The main points of zumba dance

As an aerobic exercise, the 60-minute Zumba course can burn up to 450 calories for the bodybuilders, thus strengthening the muscles. It also has a good effect on human neck and shoulders, and is very suitable for office white-collar workers.

Zumba is a whole-body exercise, but there are some points:

Waist and abdomen: By swinging your hips back and forth, left and right, plus some hip jumps, you can fully exercise your waist and abdomen muscles, warm up your whole body and prepare for the fast-paced exercise in the later period. In the process of exercise, the muscles should not be too stiff, but should be relaxed and let the muscles move rhythmically.

Upper body: Take the waist as the axis, and drive the free movement of the upper body through the movement of the hips, and you can get exercise from the chest to the shoulders at the same time.

Thigh: Abandon other powerful dance methods, but "turn strength into softness". Through a kind of "curve" strength exercise, the thigh muscles contract elastically, thus making the whole body muscles more coordinated and flexible.

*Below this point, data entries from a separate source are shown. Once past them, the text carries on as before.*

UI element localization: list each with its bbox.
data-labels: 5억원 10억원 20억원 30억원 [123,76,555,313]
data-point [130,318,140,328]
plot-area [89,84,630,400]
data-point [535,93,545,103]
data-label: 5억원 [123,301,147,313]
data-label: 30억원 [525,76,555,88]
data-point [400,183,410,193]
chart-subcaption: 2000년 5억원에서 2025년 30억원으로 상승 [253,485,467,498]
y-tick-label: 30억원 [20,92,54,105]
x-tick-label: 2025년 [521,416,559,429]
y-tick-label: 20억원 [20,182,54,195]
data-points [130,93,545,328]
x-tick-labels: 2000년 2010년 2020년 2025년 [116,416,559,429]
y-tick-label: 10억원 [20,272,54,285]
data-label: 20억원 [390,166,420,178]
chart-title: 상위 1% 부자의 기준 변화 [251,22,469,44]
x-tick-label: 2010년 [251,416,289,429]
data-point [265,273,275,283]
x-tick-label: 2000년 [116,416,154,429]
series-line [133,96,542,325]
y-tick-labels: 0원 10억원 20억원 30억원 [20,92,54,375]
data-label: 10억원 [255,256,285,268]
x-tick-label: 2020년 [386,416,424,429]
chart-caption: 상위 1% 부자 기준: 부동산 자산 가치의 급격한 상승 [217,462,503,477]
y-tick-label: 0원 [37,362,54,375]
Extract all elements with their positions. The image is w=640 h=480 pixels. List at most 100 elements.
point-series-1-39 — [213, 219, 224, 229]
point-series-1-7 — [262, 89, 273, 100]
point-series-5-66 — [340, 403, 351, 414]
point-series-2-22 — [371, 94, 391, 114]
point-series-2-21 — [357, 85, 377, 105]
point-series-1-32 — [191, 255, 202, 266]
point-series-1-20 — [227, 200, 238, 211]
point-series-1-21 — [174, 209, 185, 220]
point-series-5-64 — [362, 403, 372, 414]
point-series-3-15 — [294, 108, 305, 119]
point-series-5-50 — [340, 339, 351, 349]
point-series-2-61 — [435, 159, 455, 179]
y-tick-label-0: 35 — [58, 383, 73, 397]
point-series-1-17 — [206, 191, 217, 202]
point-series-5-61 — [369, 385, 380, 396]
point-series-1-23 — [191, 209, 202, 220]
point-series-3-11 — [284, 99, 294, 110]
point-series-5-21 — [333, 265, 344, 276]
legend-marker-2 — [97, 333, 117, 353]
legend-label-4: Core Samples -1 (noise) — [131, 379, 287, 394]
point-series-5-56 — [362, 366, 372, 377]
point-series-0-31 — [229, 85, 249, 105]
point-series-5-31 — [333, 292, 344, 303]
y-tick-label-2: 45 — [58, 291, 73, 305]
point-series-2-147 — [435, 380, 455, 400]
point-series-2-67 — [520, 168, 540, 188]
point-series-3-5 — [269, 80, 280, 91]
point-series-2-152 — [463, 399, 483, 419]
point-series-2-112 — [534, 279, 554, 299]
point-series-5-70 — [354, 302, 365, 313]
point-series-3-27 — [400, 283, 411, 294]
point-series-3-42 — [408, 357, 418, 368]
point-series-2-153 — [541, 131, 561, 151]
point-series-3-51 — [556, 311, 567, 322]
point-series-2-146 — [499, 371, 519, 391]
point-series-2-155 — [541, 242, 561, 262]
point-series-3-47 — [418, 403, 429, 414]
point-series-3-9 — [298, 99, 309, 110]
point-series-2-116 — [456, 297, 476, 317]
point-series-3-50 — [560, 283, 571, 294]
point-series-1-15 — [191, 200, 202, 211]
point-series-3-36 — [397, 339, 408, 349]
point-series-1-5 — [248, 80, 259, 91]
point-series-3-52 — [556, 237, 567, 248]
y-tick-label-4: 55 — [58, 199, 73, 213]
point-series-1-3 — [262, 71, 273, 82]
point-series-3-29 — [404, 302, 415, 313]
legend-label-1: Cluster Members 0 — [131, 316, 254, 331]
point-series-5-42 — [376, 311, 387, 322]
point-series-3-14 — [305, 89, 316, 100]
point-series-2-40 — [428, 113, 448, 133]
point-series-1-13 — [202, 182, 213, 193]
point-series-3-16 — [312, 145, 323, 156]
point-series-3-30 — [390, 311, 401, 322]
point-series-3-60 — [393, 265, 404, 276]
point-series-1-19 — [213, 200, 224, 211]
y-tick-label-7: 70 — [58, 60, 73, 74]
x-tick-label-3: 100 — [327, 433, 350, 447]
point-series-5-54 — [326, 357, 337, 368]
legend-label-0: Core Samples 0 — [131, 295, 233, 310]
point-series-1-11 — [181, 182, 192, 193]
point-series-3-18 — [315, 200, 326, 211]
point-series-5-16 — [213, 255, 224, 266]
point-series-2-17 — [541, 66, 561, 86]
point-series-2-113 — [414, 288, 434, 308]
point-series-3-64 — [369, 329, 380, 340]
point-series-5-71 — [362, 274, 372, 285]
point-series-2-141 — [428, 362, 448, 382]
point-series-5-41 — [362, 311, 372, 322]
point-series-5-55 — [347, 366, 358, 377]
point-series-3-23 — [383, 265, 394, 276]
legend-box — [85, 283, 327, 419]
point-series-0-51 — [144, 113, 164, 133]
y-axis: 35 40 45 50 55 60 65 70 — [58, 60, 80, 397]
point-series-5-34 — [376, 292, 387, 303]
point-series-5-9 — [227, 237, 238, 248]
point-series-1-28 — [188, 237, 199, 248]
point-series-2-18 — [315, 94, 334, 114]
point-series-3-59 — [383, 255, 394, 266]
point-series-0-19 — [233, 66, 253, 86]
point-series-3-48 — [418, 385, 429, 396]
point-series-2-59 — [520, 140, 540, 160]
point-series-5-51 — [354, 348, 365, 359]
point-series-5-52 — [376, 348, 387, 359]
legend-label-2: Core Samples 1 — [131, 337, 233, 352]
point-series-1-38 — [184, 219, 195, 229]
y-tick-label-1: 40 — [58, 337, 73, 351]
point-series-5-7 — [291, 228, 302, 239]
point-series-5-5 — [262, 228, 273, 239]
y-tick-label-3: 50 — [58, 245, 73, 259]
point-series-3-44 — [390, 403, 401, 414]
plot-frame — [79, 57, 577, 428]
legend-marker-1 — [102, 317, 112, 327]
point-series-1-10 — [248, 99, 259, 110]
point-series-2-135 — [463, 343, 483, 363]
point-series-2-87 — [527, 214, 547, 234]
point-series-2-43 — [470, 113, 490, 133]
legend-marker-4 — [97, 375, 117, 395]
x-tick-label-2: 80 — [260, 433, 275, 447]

Bodybuilders had better wear loose and colorful professional fitness clothes. Bright colors can play a good psychological suggestion role in Zumba dance. It is best to wear soft-soled flat-heeled sneakers when exercising. You can drink sports drinks rich in inorganic salts and vitamins 0.5 hours before exercise to ensure that your body is not short of water during exercise. After the course, you should control your diet properly, preferably a high-protein and low-calorie diet.